Acetic acid (ethanoic acid), is an carboxylic acid compound in organic chemistry, has two carbon atoms, two oxygen atoms and four hydrogen atoms. In this tutorial, we are going to look how to find oxidation numbers of atoms in acetic acid molecule.

Content

• Methods to calculate oxidation numbers of carbon, oxygen and hydrogen atoms
• Find oxidation numbers of atoms of CH3COOH using lewis structure
• Mark direction of electrons attracting of bonds due to electronegativity difference
• Electronegativity values of carbon, hydrogen and oxygen - Pauling Scale
• Find oxidation numbers of atoms of CH3COOH using algebraic equation

## Methods to calculate oxidation numbers of carbon, oxygen and hydrogen atoms

There are two methods to find oxidation numbers of atoms.

1. Using lewis structure
2. Using algebraic equation: This method is not suitable for finding oxidation numbers of atoms in complex molecules. Therefore, we do not use that method in this tutorial.

## Find oxidation numbers of atoms of CH3COOH its using lewis structure

This method is the perfect way to find the oxidation numbers. In this method, lewis structure of relevant molecule should be drawn. So, draw the lewis structure of acetic acid. Completed lewis structure of acetic acid is shown below.

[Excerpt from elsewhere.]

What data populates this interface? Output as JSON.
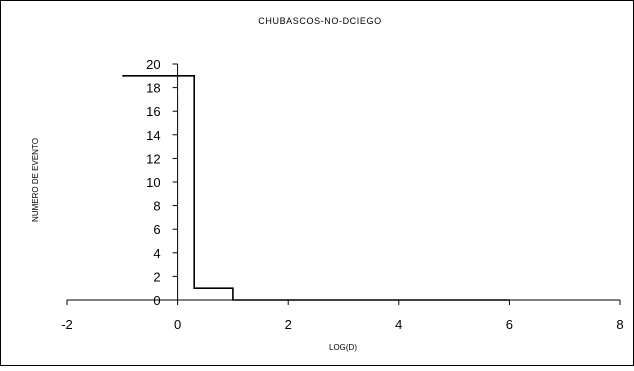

### Mark direction of electrons attracting of bonds due to electronegativity difference

Atoms which have higher electronegativity values, can attract electrons of bonds towards those atoms.

### Electronegativity values of carbon, hydrogen and oxygen - Pauling Scale

• Carbon:2.55
• Oxygen: 3.44
• Hydrogen: 2.2

Now, we can look how electrons are attracted between carbon, oxygen and hydrogen atoms.

• Among carbon, oxygen and hydrogen, oxygen is the most electronegetive element and hydrogen has the lowest electronegativity value. Electrons of bonds are attracted toward some atoms as following image.

Due to attracting of electrons of bonds towards higher electronegative atoms, individual oxidation numbers due to bonds are marked in the following figure.

• Oxidation number of carbon atom (which made C=O bond) = +2 + 0 + (+1) = +3
• Oxidation number of carbon atom (which made three C-H bonds) = -1 + (-1) + (-1) + 0 = -3
• Oxidation number of oxygen atom (which made C=O bond) = -2
• Oxidation number of oxygen atom (which made O-H bond) = -1 + (-1) = -2
• Oxidation state of each hydrogen atom = +1

## Find oxidation numbers of carbon atom of CH3COOH using algebraic equation

Following parameters are important to use this methodology to find oxidation number of unknown atom. This method is not accurate as the previous method.

• In this methodology, you can find oxidation number of only one atom. Therefore, oxidation numbers of all other atoms should be known or assumed to continue.
• In this case, we are going to find the oxidation number of both carbon atoms. So, oxidation numbers of oxygen atoms and hydrogen atoms should be known or assumed.
• Because, oxygen is the most electronegative element in CHCOOH molecule, we can take the oxidation number of oxygen atom as -2. Also, because Hydrogen atom is the most electropositive element, it's oxidation number should be +1. Now, we can substitute those values in the algebraic equation.

• Summation of oxidation states of all atoms in a molecular or anion = overall charge of the molecule or ion
• Σ(number of atoms of respective element × oxidation number of respective element) = overall charge of the molecule or ion
• Summation of oxidation states of carbon atoms + Summation of oxidation states of oxygen atoms + Summation of oxidation states of Hydrogen atoms = 0

Because oxidation number of carbon atoms is taken as unknown, take it as x to solve the algebraic equation.

• (2 × x) + (-2 × 2) + (+1 × 4) = 0
• x = 0

As compared with oxidation number of carbon atom which we found in the lewis structure method, this method has given us a different answer. As you are informed earlier, algebraic methodology does not give you the perfect answer, it gives you an average value in this case to suit to both carbon atoms.